Evaluation of a new method to visualize distribution and morphology of human corneal nerves (Aδ- and C-fibers) by means of fluorescence staining, confocal laser scanning microscopy, and 3-dimensional (3D) reconstruction.
Trephinates of corneas with a diagnosis of Fuchs corneal dystrophy were sliced into layers of 200 μm thickness using a Draeger microkeratome (Storz, Germany). The anterior lamella was stained with the Life/Dead-Kit (Molecular Probes Inc.), examined by the confocal laser scanning microscope “Odyssey XL,” step size between 0.5 and 1 μm, and optical sections were digitally 3D-reconstructed.
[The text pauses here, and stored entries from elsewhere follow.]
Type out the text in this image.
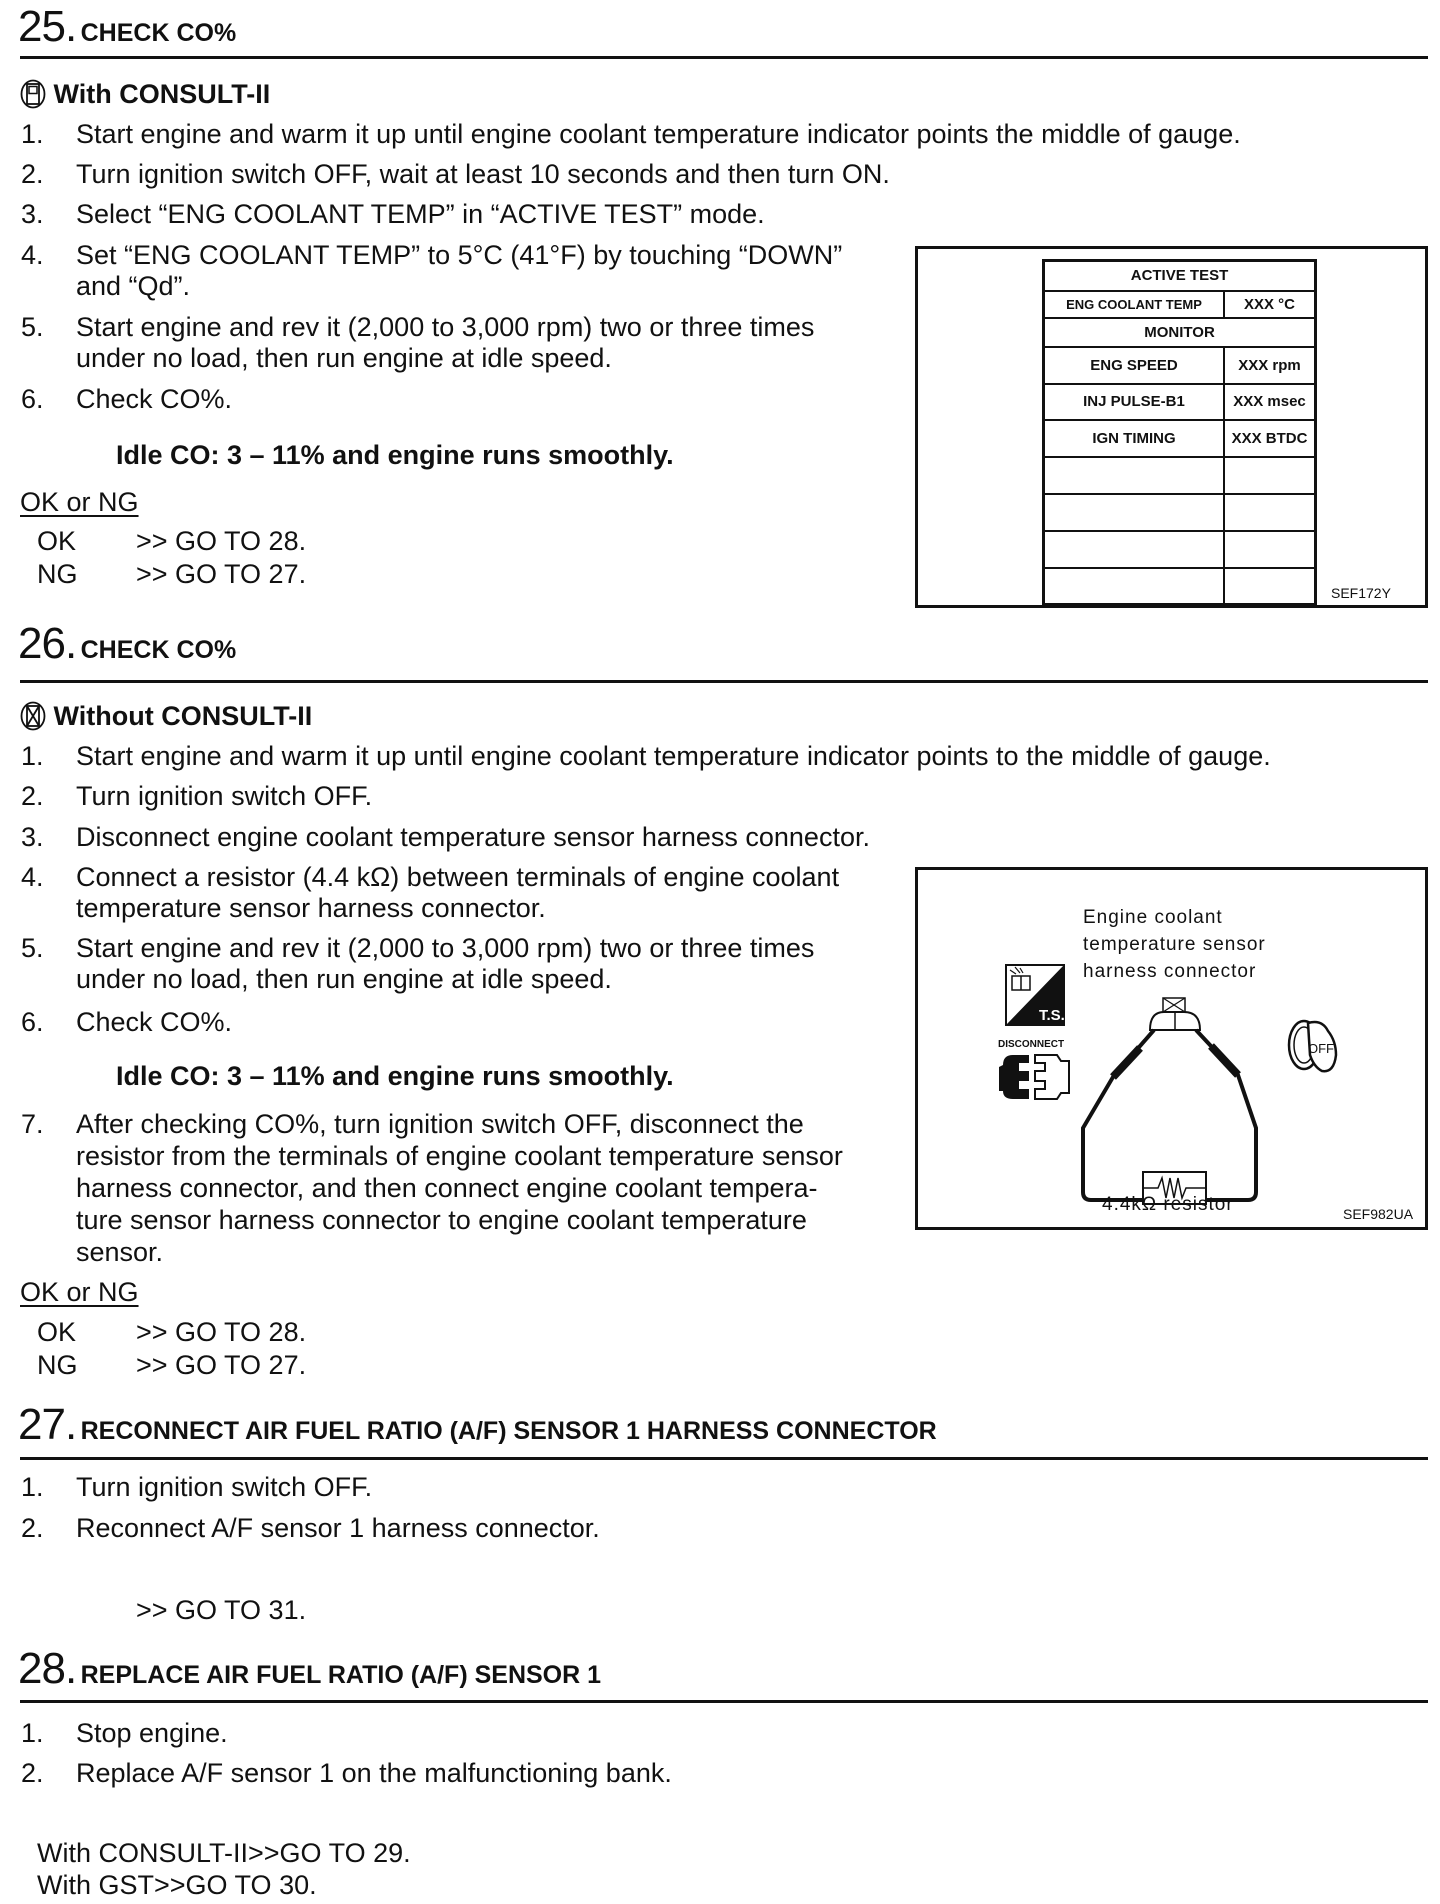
25. CHECK CO%
With CONSULT-II
1. Start engine and warm it up until engine coolant temperature indicator points the middle of gauge.
2. Turn ignition switch OFF, wait at least 10 seconds and then turn ON.
3. Select “ENG COOLANT TEMP” in “ACTIVE TEST” mode.
4. Set “ENG COOLANT TEMP” to 5°C (41°F) by touching “DOWN”
and “Qd”.
5. Start engine and rev it (2,000 to 3,000 rpm) two or three times
under no load, then run engine at idle speed.
6. Check CO%.
Idle CO: 3 – 11% and engine runs smoothly.
OK or NG
OK >> GO TO 28.
NG >> GO TO 27.
ACTIVE TEST	
ENG COOLANT TEMP	XXX °C
MONITOR	
ENG SPEED	XXX rpm
INJ PULSE-B1	XXX msec
IGN TIMING	XXX BTDC

SEF172Y
26. CHECK CO%
Without CONSULT-II
1. Start engine and warm it up until engine coolant temperature indicator points to the middle of gauge.
2. Turn ignition switch OFF.
3. Disconnect engine coolant temperature sensor harness connector.
4. Connect a resistor (4.4 kΩ) between terminals of engine coolant
temperature sensor harness connector.
5. Start engine and rev it (2,000 to 3,000 rpm) two or three times
under no load, then run engine at idle speed.
6. Check CO%.
Idle CO: 3 – 11% and engine runs smoothly.
7. After checking CO%, turn ignition switch OFF, disconnect the
resistor from the terminals of engine coolant temperature sensor
harness connector, and then connect engine coolant tempera-
ture sensor harness connector to engine coolant temperature
sensor.
OK or NG
OK >> GO TO 28.
NG >> GO TO 27.
Engine coolant
temperature sensor
harness connector
T.S.
DISCONNECT	OFF
4.4kΩ resistor	SEF982UA
27. RECONNECT AIR FUEL RATIO (A/F) SENSOR 1 HARNESS CONNECTOR
1. Turn ignition switch OFF.
2. Reconnect A/F sensor 1 harness connector.
>> GO TO 31.
28. REPLACE AIR FUEL RATIO (A/F) SENSOR 1
1. Stop engine.
2. Replace A/F sensor 1 on the malfunctioning bank.
With CONSULT-II>>GO TO 29.
With GST>>GO TO 30.
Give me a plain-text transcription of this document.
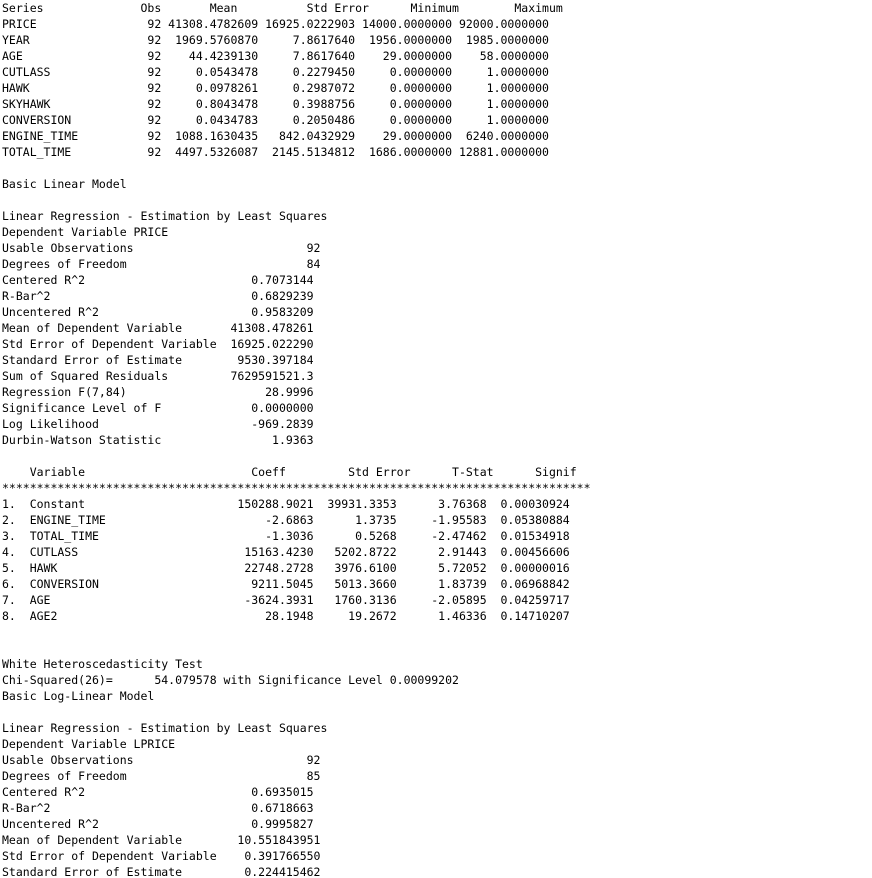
Series              Obs       Mean          Std Error      Minimum        Maximum
PRICE                92 41308.4782609 16925.0222903 14000.0000000 92000.0000000
YEAR                 92  1969.5760870     7.8617640  1956.0000000  1985.0000000
AGE                  92    44.4239130     7.8617640    29.0000000    58.0000000
CUTLASS              92     0.0543478     0.2279450     0.0000000     1.0000000
HAWK                 92     0.0978261     0.2987072     0.0000000     1.0000000
SKYHAWK              92     0.8043478     0.3988756     0.0000000     1.0000000
CONVERSION           92     0.0434783     0.2050486     0.0000000     1.0000000
ENGINE_TIME          92  1088.1630435   842.0432929    29.0000000  6240.0000000
TOTAL_TIME           92  4497.5326087  2145.5134812  1686.0000000 12881.0000000
Basic Linear Model
Linear Regression - Estimation by Least Squares
Dependent Variable PRICE
Usable Observations                         92
Degrees of Freedom                          84
Centered R^2                        0.7073144
R-Bar^2                             0.6829239
Uncentered R^2                      0.9583209
Mean of Dependent Variable       41308.478261
Std Error of Dependent Variable  16925.022290
Standard Error of Estimate        9530.397184
Sum of Squared Residuals         7629591521.3
Regression F(7,84)                    28.9996
Significance Level of F             0.0000000
Log Likelihood                      -969.2839
Durbin-Watson Statistic                1.9363
Variable                        Coeff         Std Error      T-Stat      Signif
*************************************************************************************
1.  Constant                      150288.9021  39931.3353      3.76368  0.00030924
2.  ENGINE_TIME                       -2.6863      1.3735     -1.95583  0.05380884
3.  TOTAL_TIME                        -1.3036      0.5268     -2.47462  0.01534918
4.  CUTLASS                        15163.4230   5202.8722      2.91443  0.00456606
5.  HAWK                           22748.2728   3976.6100      5.72052  0.00000016
6.  CONVERSION                      9211.5045   5013.3660      1.83739  0.06968842
7.  AGE                            -3624.3931   1760.3136     -2.05895  0.04259717
8.  AGE2                              28.1948     19.2672      1.46336  0.14710207
White Heteroscedasticity Test
Chi-Squared(26)=      54.079578 with Significance Level 0.00099202
Basic Log-Linear Model
Linear Regression - Estimation by Least Squares
Dependent Variable LPRICE
Usable Observations                         92
Degrees of Freedom                          85
Centered R^2                        0.6935015
R-Bar^2                             0.6718663
Uncentered R^2                      0.9995827
Mean of Dependent Variable        10.551843951
Std Error of Dependent Variable    0.391766550
Standard Error of Estimate         0.224415462
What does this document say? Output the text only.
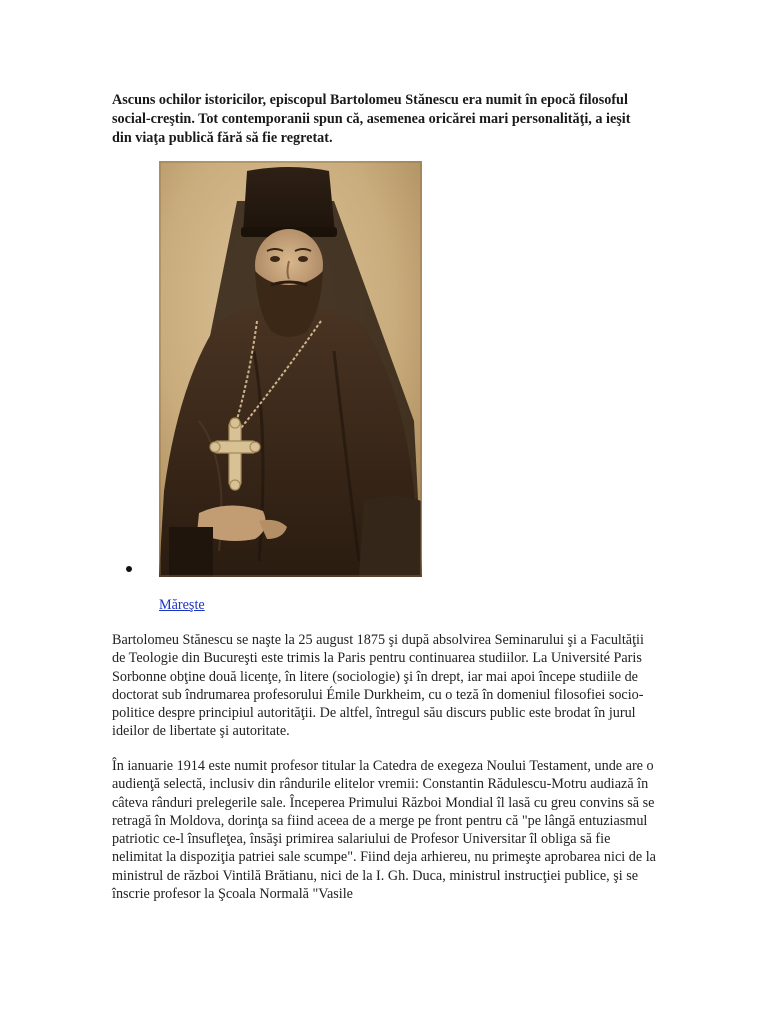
Ascuns ochilor istoricilor, episcopul Bartolomeu Stănescu era numit în epocă filosoful social-creştin. Tot contemporanii spun că, asemenea oricărei mari personalităţi, a ieşit din viaţa publică fără să fie regretat.

Măreşte

Bartolomeu Stănescu se naşte la 25 august 1875 şi după absolvirea Seminarului şi a Facultăţii de Teologie din Bucureşti este trimis la Paris pentru continuarea studiilor. La Université Paris Sorbonne obţine două licenţe, în litere (sociologie) şi în drept, iar mai apoi începe studiile de doctorat sub îndrumarea profesorului Émile Durkheim, cu o teză în domeniul filosofiei socio-politice despre principiul autorităţii. De altfel, întregul său discurs public este brodat în jurul ideilor de libertate şi autoritate.

În ianuarie 1914 este numit profesor titular la Catedra de exegeza Noului Testament, unde are o audienţă selectă, inclusiv din rândurile elitelor vremii: Constantin Rădulescu-Motru audiază în câteva rânduri prelegerile sale. Începerea Primului Război Mondial îl lasă cu greu convins să se retragă în Moldova, dorinţa sa fiind aceea de a merge pe front pentru că "pe lângă entuziasmul patriotic ce-l însufleţea, însăşi primirea salariului de Profesor Universitar îl obliga să fie nelimitat la dispoziţia patriei sale scumpe". Fiind deja arhiereu, nu primeşte aprobarea nici de la ministrul de război Vintilă Brătianu, nici de la I. Gh. Duca, ministrul instrucţiei publice, şi se înscrie profesor la Şcoala Normală "Vasile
Immediate staining of explanted corneas by the Life/Dead-Kit gave a complete picture of the nerves in the central human cornea. Thin nerves running parallel to the Bowman layer in the subepithelial plexus perforate the Bowman layer orthogonally through tube-like structures. Passing the Bowman layer, Aδ- and C-fibers can be clearly distinguished by fiber diameter, and, while running in the basal epithelial plexus, by their spatial arrangement. Aδ-fibers run straight and parallel to the Bowman layer underneath the basal cell layer. C-fibers, after a short run parallel to the Bowman layer, send off multiple branches penetrating epithelial cell layers orthogonally, ending blindly in invaginations of the superficial cells. In contrast to C-fibers, Aδ-fibers show characteristic bulbous formations when kinking into the basal epithelial plexus.
Ex-vivo fluorescence staining of the cornea and 3D reconstructions of confocal scans provide a fast and easily reproducible tool to visualize nerves of the anterior living cornea at high resolution. This may help to clarify gross variations of nerve fiber patterns under various clinical and experimental conditions.